Great article. I'll be following along. Would like to learn more about the robotics space.

- I've heard the advantage of ROS besides the architecture is the ecosystem (driver integrations, etc). Is that not an issue because the arm supports a Python SDK OOTB?

- Any issues you've been running into with this setup?

- How do you determine if a session recording is good enough for training? Is 50/100 samples really all you need?

▲

mplappert 2 days ago | parent [-]

Glad you like it!

Re your questions:

- The driver situation turned out totally fine; I intentionally picked HW with good python sdk support so that was very painless.

- The static camera (the C920) is not super great; it drops frames and sometimes cuts out. We’ll see how that goes but it’s probably the clostest thing I want to swap right now. Another issue is reach of the arm when forcing the worst to be axis parallel with the table; you cannot get very far away. The chess setup demo in the video gives an example: I can just reach the row of pawns and beyond that it’s out of reach.

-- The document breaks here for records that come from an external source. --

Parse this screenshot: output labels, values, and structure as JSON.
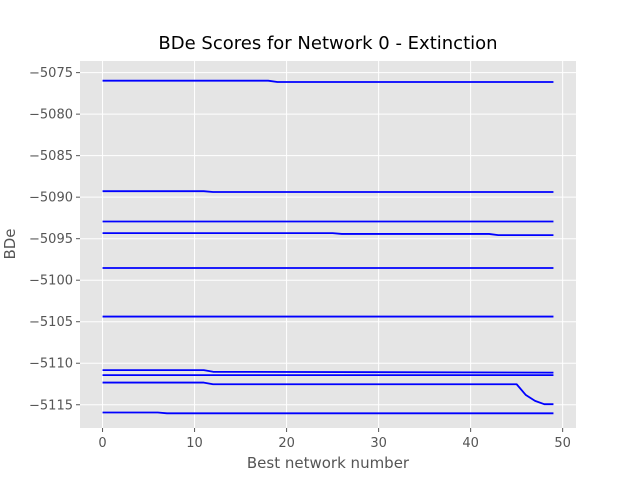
{
  "chart_data": {
    "type": "line",
    "title": "BDe Scores for Network 0 - Extinction",
    "xlabel": "Best network number",
    "ylabel": "BDe",
    "xlim": [
      -2.45,
      51.45
    ],
    "ylim": [
      -5117.8,
      -5073.6
    ],
    "xticks": [
      0,
      10,
      20,
      30,
      40,
      50
    ],
    "yticks": [
      -5075,
      -5080,
      -5085,
      -5090,
      -5095,
      -5100,
      -5105,
      -5110,
      -5115
    ],
    "xtick_labels": [
      "0",
      "10",
      "20",
      "30",
      "40",
      "50"
    ],
    "ytick_labels": [
      "−5075",
      "−5080",
      "−5085",
      "−5090",
      "−5095",
      "−5100",
      "−5105",
      "−5110",
      "−5115"
    ],
    "grid": true,
    "legend": "none",
    "background_color": "#e5e5e5",
    "grid_color": "#ffffff",
    "line_color": "#0000ff",
    "series": [
      {
        "x": [
          0,
          18,
          19,
          49
        ],
        "y": [
          -5075.97,
          -5075.97,
          -5076.13,
          -5076.13
        ]
      },
      {
        "x": [
          0,
          11,
          12,
          49
        ],
        "y": [
          -5089.28,
          -5089.28,
          -5089.38,
          -5089.38
        ]
      },
      {
        "x": [
          0,
          49
        ],
        "y": [
          -5092.93,
          -5092.93
        ]
      },
      {
        "x": [
          0,
          25,
          26,
          42,
          43,
          49
        ],
        "y": [
          -5094.33,
          -5094.33,
          -5094.43,
          -5094.43,
          -5094.57,
          -5094.57
        ]
      },
      {
        "x": [
          0,
          49
        ],
        "y": [
          -5098.53,
          -5098.53
        ]
      },
      {
        "x": [
          0,
          49
        ],
        "y": [
          -5104.38,
          -5104.38
        ]
      },
      {
        "x": [
          0,
          11,
          12,
          49
        ],
        "y": [
          -5110.83,
          -5110.83,
          -5111.03,
          -5111.13
        ]
      },
      {
        "x": [
          0,
          49
        ],
        "y": [
          -5111.43,
          -5111.43
        ]
      },
      {
        "x": [
          0,
          11,
          12,
          45,
          46,
          47,
          48,
          49
        ],
        "y": [
          -5112.33,
          -5112.33,
          -5112.53,
          -5112.53,
          -5113.83,
          -5114.53,
          -5114.93,
          -5114.93
        ]
      },
      {
        "x": [
          0,
          6,
          7,
          49
        ],
        "y": [
          -5115.93,
          -5115.93,
          -5116.03,
          -5116.03
        ]
      }
    ]
  }
}
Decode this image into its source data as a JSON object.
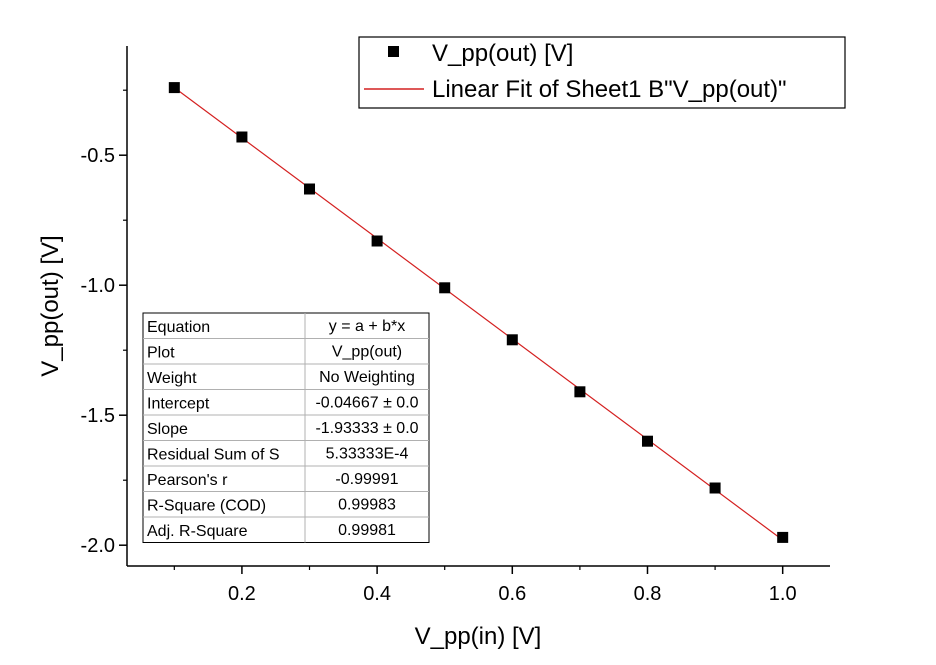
{
  "chart_data": {
    "type": "scatter",
    "xlabel": "V_pp(in) [V]",
    "ylabel": "V_pp(out) [V]",
    "xlim": [
      0.03,
      1.07
    ],
    "ylim": [
      -2.08,
      -0.08
    ],
    "xticks": [
      0.2,
      0.4,
      0.6,
      0.8,
      1.0
    ],
    "xtick_labels": [
      "0.2",
      "0.4",
      "0.6",
      "0.8",
      "1.0"
    ],
    "yticks": [
      -2.0,
      -1.5,
      -1.0,
      -0.5
    ],
    "ytick_labels": [
      "-2.0",
      "-1.5",
      "-1.0",
      "-0.5"
    ],
    "grid": false,
    "legend_position": "top-right",
    "series": [
      {
        "name": "V_pp(out) [V]",
        "kind": "points",
        "marker": "square",
        "color": "#000000",
        "x": [
          0.1,
          0.2,
          0.3,
          0.4,
          0.5,
          0.6,
          0.7,
          0.8,
          0.9,
          1.0
        ],
        "y": [
          -0.24,
          -0.43,
          -0.63,
          -0.83,
          -1.01,
          -1.21,
          -1.41,
          -1.6,
          -1.78,
          -1.97
        ]
      },
      {
        "name": "Linear Fit of Sheet1 B\"V_pp(out)\"",
        "kind": "line",
        "color": "#d42020",
        "x": [
          0.1,
          1.0
        ],
        "y": [
          -0.24,
          -1.98
        ]
      }
    ],
    "stats_table": [
      [
        "Equation",
        "y = a + b*x"
      ],
      [
        "Plot",
        "V_pp(out)"
      ],
      [
        "Weight",
        "No Weighting"
      ],
      [
        "Intercept",
        "-0.04667 ± 0.0"
      ],
      [
        "Slope",
        "-1.93333 ± 0.0"
      ],
      [
        "Residual Sum of S",
        "5.33333E-4"
      ],
      [
        "Pearson's r",
        "-0.99991"
      ],
      [
        "R-Square (COD)",
        "0.99983"
      ],
      [
        "Adj. R-Square",
        "0.99981"
      ]
    ]
  }
}
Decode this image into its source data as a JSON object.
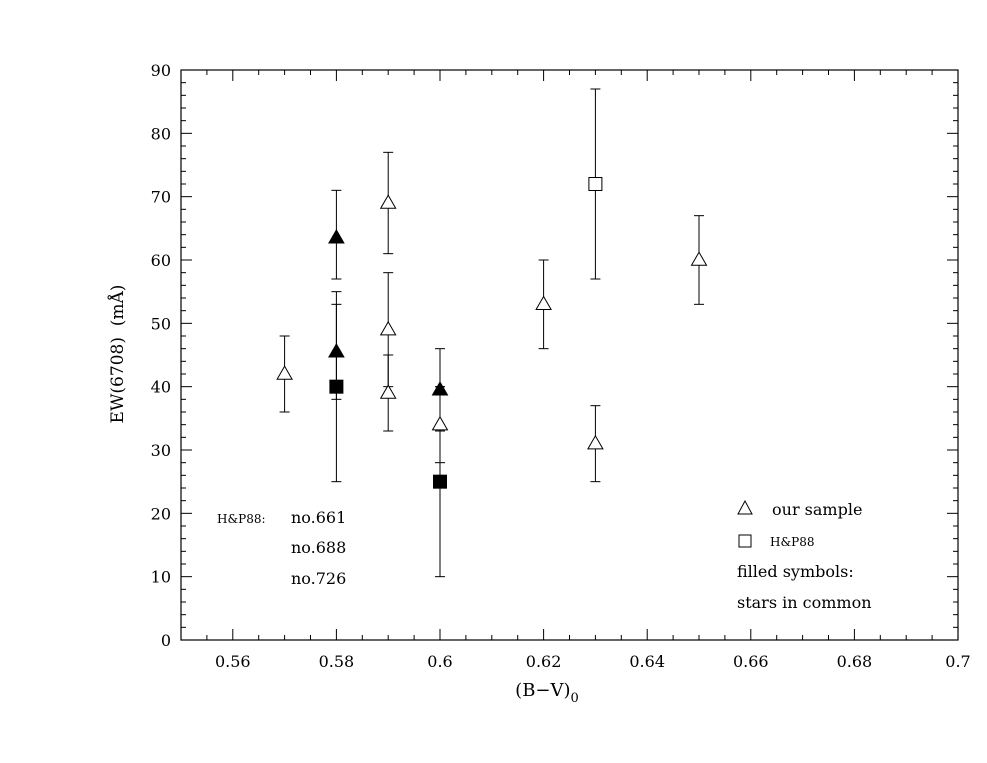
{
  "chart_data": {
    "type": "scatter",
    "xlabel": "(B−V)",
    "xlabel_subscript": "0",
    "ylabel": "EW(6708)  (mÅ)",
    "xlim": [
      0.55,
      0.7
    ],
    "ylim": [
      0,
      90
    ],
    "x_ticks": [
      0.56,
      0.58,
      0.6,
      0.62,
      0.64,
      0.66,
      0.68,
      0.7
    ],
    "x_tick_labels": [
      "0.56",
      "0.58",
      "0.6",
      "0.62",
      "0.64",
      "0.66",
      "0.68",
      "0.7"
    ],
    "y_ticks": [
      0,
      10,
      20,
      30,
      40,
      50,
      60,
      70,
      80,
      90
    ],
    "y_tick_labels": [
      "0",
      "10",
      "20",
      "30",
      "40",
      "50",
      "60",
      "70",
      "80",
      "90"
    ],
    "grid": false,
    "series": [
      {
        "name": "our sample",
        "marker": "open-triangle",
        "points": [
          {
            "x": 0.57,
            "y": 42,
            "err_lo": 36,
            "err_hi": 48
          },
          {
            "x": 0.59,
            "y": 69,
            "err_lo": 61,
            "err_hi": 77
          },
          {
            "x": 0.59,
            "y": 49,
            "err_lo": 40,
            "err_hi": 58
          },
          {
            "x": 0.59,
            "y": 39,
            "err_lo": 33,
            "err_hi": 45
          },
          {
            "x": 0.6,
            "y": 34,
            "err_lo": 28,
            "err_hi": 40
          },
          {
            "x": 0.62,
            "y": 53,
            "err_lo": 46,
            "err_hi": 60
          },
          {
            "x": 0.63,
            "y": 31,
            "err_lo": 25,
            "err_hi": 37
          },
          {
            "x": 0.65,
            "y": 60,
            "err_lo": 53,
            "err_hi": 67
          }
        ]
      },
      {
        "name": "our sample (stars in common)",
        "marker": "filled-triangle",
        "points": [
          {
            "x": 0.58,
            "y": 63.5,
            "err_lo": 57,
            "err_hi": 71
          },
          {
            "x": 0.58,
            "y": 45.5,
            "err_lo": 38,
            "err_hi": 53
          },
          {
            "x": 0.6,
            "y": 39.5,
            "err_lo": 33,
            "err_hi": 46
          }
        ]
      },
      {
        "name": "H&P88",
        "marker": "open-square",
        "points": [
          {
            "x": 0.63,
            "y": 72,
            "err_lo": 57,
            "err_hi": 87
          }
        ]
      },
      {
        "name": "H&P88 (stars in common)",
        "marker": "filled-square",
        "points": [
          {
            "x": 0.58,
            "y": 40,
            "err_lo": 25,
            "err_hi": 55
          },
          {
            "x": 0.6,
            "y": 25,
            "err_lo": 10,
            "err_hi": 40
          }
        ]
      }
    ],
    "legend": {
      "position": "bottom-right",
      "entries": [
        "our sample",
        "H&P88"
      ],
      "notes": [
        "filled symbols:",
        "stars in common"
      ]
    },
    "annotation": {
      "label": "H&P88:",
      "lines": [
        "no.661",
        "no.688",
        "no.726"
      ]
    }
  }
}
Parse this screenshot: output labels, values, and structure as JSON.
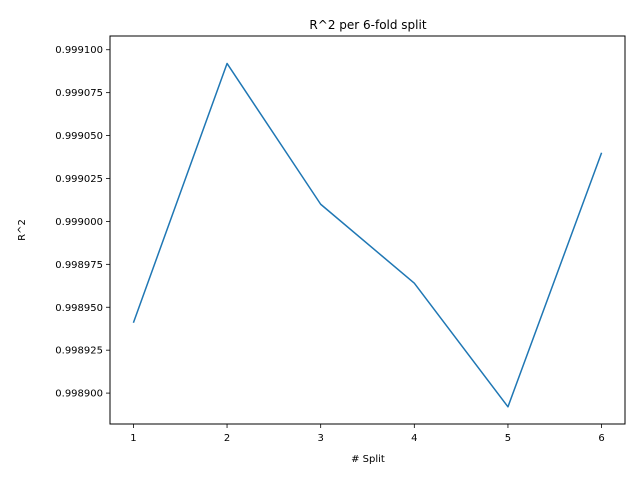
{
  "chart_data": {
    "type": "line",
    "title": "R^2 per 6-fold split",
    "xlabel": "# Split",
    "ylabel": "R^2",
    "x": [
      1,
      2,
      3,
      4,
      5,
      6
    ],
    "series": [
      {
        "values": [
          0.998941,
          0.999092,
          0.99901,
          0.998964,
          0.998892,
          0.99904
        ],
        "color": "#1f77b4"
      }
    ],
    "x_ticks": [
      "1",
      "2",
      "3",
      "4",
      "5",
      "6"
    ],
    "y_ticks": [
      "0.998900",
      "0.998925",
      "0.998950",
      "0.998975",
      "0.999000",
      "0.999025",
      "0.999050",
      "0.999075",
      "0.999100"
    ],
    "xlim": [
      0.75,
      6.25
    ],
    "ylim": [
      0.998882,
      0.999108
    ],
    "grid": false,
    "legend": false
  }
}
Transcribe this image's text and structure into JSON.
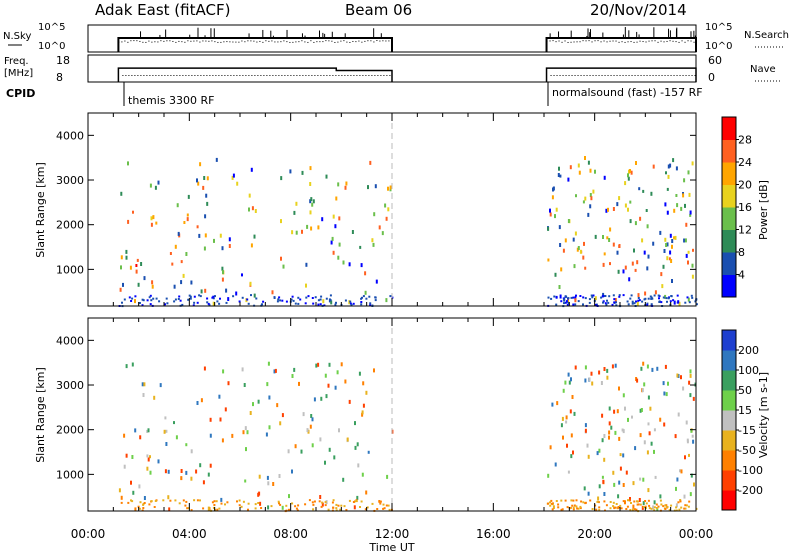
{
  "header": {
    "title": "Adak East (fitACF)",
    "beam": "Beam 06",
    "date": "20/Nov/2014"
  },
  "params": {
    "nsky_label": "N.Sky",
    "nsearch_label": "N.Search",
    "freq_label_1": "Freq.",
    "freq_label_2": "[MHz]",
    "nave_label": "Nave",
    "cpid_label": "CPID",
    "cpid_left": "themis 3300 RF",
    "cpid_right": "normalsound (fast) -157 RF",
    "nsky_ticks": [
      "10^5",
      "10^0"
    ],
    "nsearch_ticks": [
      "10^5",
      "10^0"
    ],
    "freq_ticks": [
      "18",
      "8"
    ],
    "nave_ticks": [
      "60",
      "0"
    ]
  },
  "axes": {
    "xlabel": "Time UT",
    "ylabel": "Slant Range [km]",
    "xticks": [
      "00:00",
      "04:00",
      "08:00",
      "12:00",
      "16:00",
      "20:00",
      "00:00"
    ],
    "yticks": [
      "1000",
      "2000",
      "3000",
      "4000"
    ]
  },
  "colorbars": {
    "power": {
      "label": "Power [dB]",
      "ticks": [
        "4",
        "8",
        "12",
        "16",
        "20",
        "24",
        "28"
      ],
      "colors": [
        "#0000ff",
        "#1a4fb0",
        "#2e8b57",
        "#6abf4b",
        "#e8d21e",
        "#ffa500",
        "#ff6020",
        "#ff0000"
      ]
    },
    "velocity": {
      "label": "Velocity [m s-1]",
      "ticks": [
        "200",
        "100",
        "50",
        "15",
        "-15",
        "-50",
        "-100",
        "-200"
      ],
      "colors": [
        "#1e3fcf",
        "#2f77bf",
        "#3a9f5f",
        "#6ed04a",
        "#c0c0c0",
        "#e8b21e",
        "#ff8000",
        "#ff4000",
        "#ff0000"
      ]
    }
  },
  "chart_data": [
    {
      "type": "heatmap",
      "name": "Power",
      "x_range_hours": [
        0,
        24
      ],
      "y_range_km": [
        180,
        4500
      ],
      "data_intervals_hours": [
        [
          1.2,
          12.0
        ],
        [
          18.1,
          24.0
        ]
      ],
      "regions": [
        {
          "t0": 1.2,
          "t1": 4.3,
          "r0": 900,
          "r1": 2500,
          "power": 24
        },
        {
          "t0": 1.2,
          "t1": 3.6,
          "r0": 900,
          "r1": 1500,
          "power": 28
        },
        {
          "t0": 5.3,
          "t1": 6.2,
          "r0": 850,
          "r1": 1200,
          "power": 6
        },
        {
          "t0": 10.1,
          "t1": 12.0,
          "r0": 1450,
          "r1": 1650,
          "power": 10
        },
        {
          "t0": 18.1,
          "t1": 24.0,
          "r0": 900,
          "r1": 2100,
          "power": 24
        },
        {
          "t0": 18.1,
          "t1": 24.0,
          "r0": 2000,
          "r1": 3200,
          "power": 12
        }
      ]
    },
    {
      "type": "heatmap",
      "name": "Velocity",
      "x_range_hours": [
        0,
        24
      ],
      "y_range_km": [
        180,
        4500
      ],
      "regions": [
        {
          "t0": 1.2,
          "t1": 4.0,
          "r0": 900,
          "r1": 2400,
          "velocity": 0
        },
        {
          "t0": 3.0,
          "t1": 4.2,
          "r0": 1900,
          "r1": 2200,
          "velocity": 60
        },
        {
          "t0": 5.3,
          "t1": 6.2,
          "r0": 850,
          "r1": 1200,
          "velocity": 30
        },
        {
          "t0": 10.1,
          "t1": 12.0,
          "r0": 1450,
          "r1": 1650,
          "velocity": 180
        },
        {
          "t0": 18.1,
          "t1": 24.0,
          "r0": 900,
          "r1": 2500,
          "velocity": 0
        }
      ]
    },
    {
      "type": "line",
      "name": "Frequency",
      "x": [
        1.2,
        9.8,
        9.8,
        12.0,
        18.1,
        24.0
      ],
      "values": [
        13.5,
        13.5,
        12.2,
        12.2,
        13.5,
        13.5
      ]
    }
  ]
}
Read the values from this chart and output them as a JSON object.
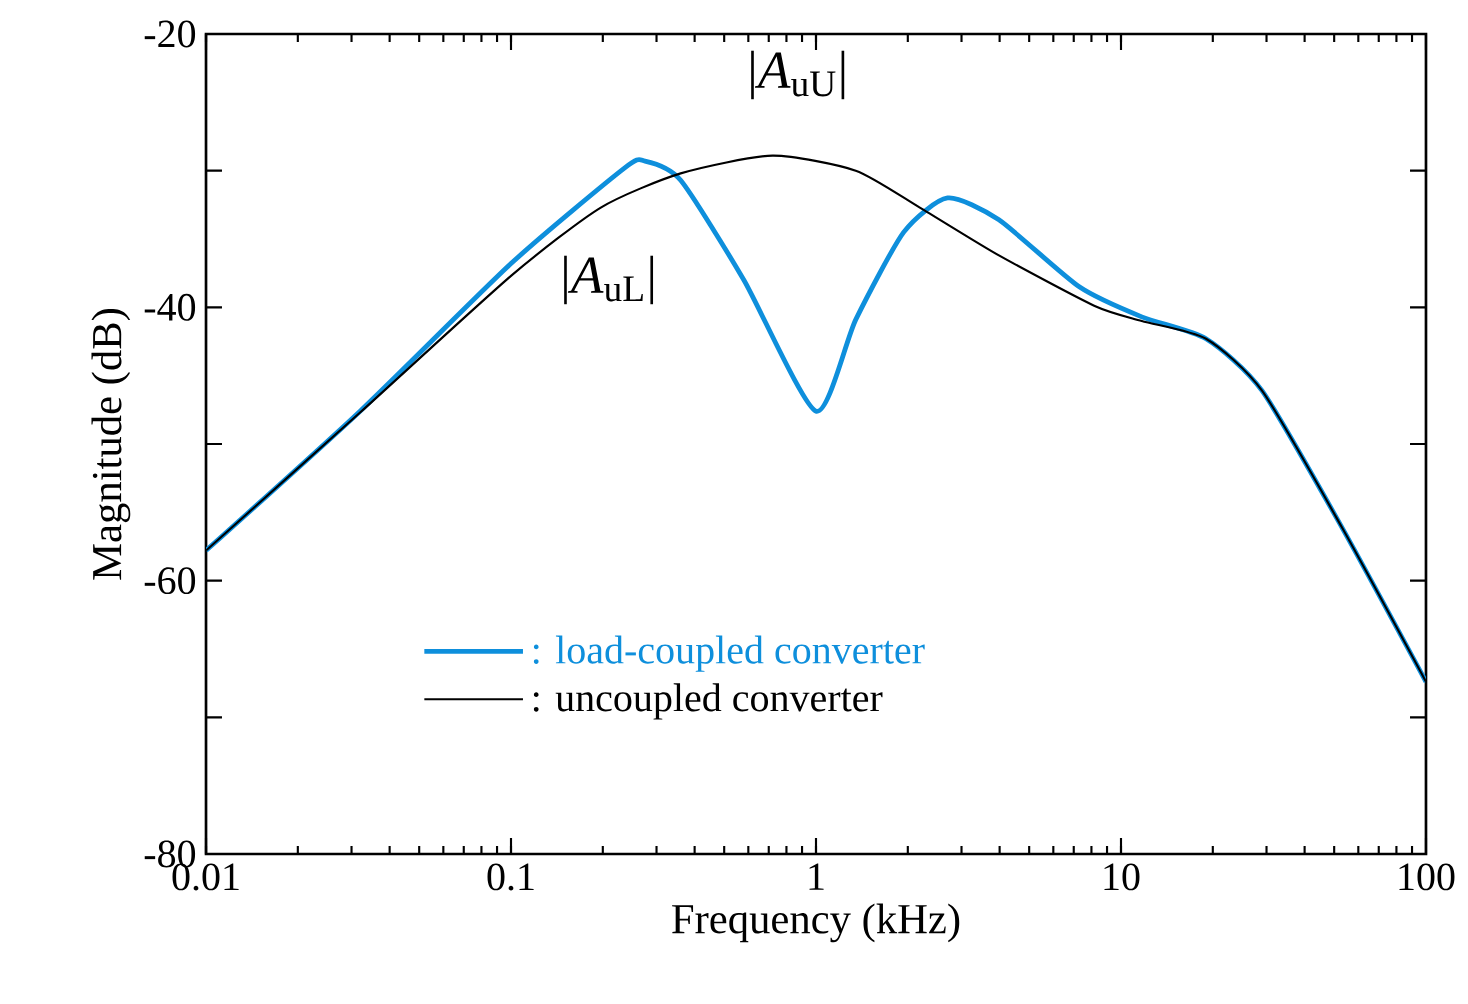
{
  "chart_data": {
    "type": "line",
    "xlabel": "Frequency (kHz)",
    "ylabel": "Magnitude (dB)",
    "log": "x",
    "xlim": [
      0.01,
      100
    ],
    "xticks": [
      0.01,
      0.1,
      1,
      10,
      100
    ],
    "ylim": [
      -80,
      -20
    ],
    "yticks": [
      -80,
      {
        "value": -70,
        "label": null
      },
      -60,
      {
        "value": -50,
        "label": null
      },
      -40,
      {
        "value": -30,
        "label": null
      },
      -20
    ],
    "grid": false,
    "legend": "bottom",
    "marker": "none",
    "line_style": "solid",
    "annotations": [
      "|*A*$_{uU}$|",
      "|*A*$_{uL}$|"
    ],
    "series": [
      {
        "name": ": load-coupled converter",
        "color": "#0e8fdc",
        "x": [
          0.01,
          0.032,
          0.1,
          0.236,
          0.275,
          0.36,
          0.58,
          1.0,
          1.35,
          1.94,
          2.7,
          3.98,
          7.3,
          11.7,
          19,
          29,
          53,
          100
        ],
        "values": [
          -57.8,
          -47.6,
          -36.8,
          -29.8,
          -29.3,
          -30.7,
          -38.0,
          -47.6,
          -40.9,
          -34.5,
          -32.0,
          -33.6,
          -38.5,
          -40.7,
          -42.3,
          -46.1,
          -56.1,
          -67.4
        ]
      },
      {
        "name": ": uncoupled converter",
        "color": "#000000",
        "x": [
          0.01,
          0.032,
          0.1,
          0.197,
          0.36,
          0.72,
          1.35,
          2.19,
          3.98,
          8.2,
          11.7,
          19,
          29,
          53,
          100
        ],
        "values": [
          -57.8,
          -47.7,
          -37.7,
          -32.7,
          -30.2,
          -28.9,
          -30.0,
          -32.7,
          -36.2,
          -39.9,
          -41.0,
          -42.3,
          -46.1,
          -56.1,
          -67.4
        ]
      }
    ]
  }
}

- I don’t know yet! The 50-100 figure comes from the ACT and diffusion policy papers but it depends on the type of task. For fine tuning my sense is that you only need a few hours worth of demos to get good results with pi0.5 etc. a big reason I’m doing this project is that I want to try all of this myself, so the next posts definitely will talk about that

	▲	b89kim a day ago \| parent [-]
		I could confirm 50-100 demonstrations are enough for fine-tuning pi0/pi05. I did research with aloha and humanoid. It works from 20~40ep(5~10min) but success rate would be 70~80%. Pi0 tech paper suggests to use over 1~4 hours of data. I could get 95% success rate for pick&place with 1 hour of humanoid. Anyway, required hours for good SR depend on generality of data. Long Horizon task over 5 min is not working as paper because PI removed high level(subtask) reasoning part in released pi05.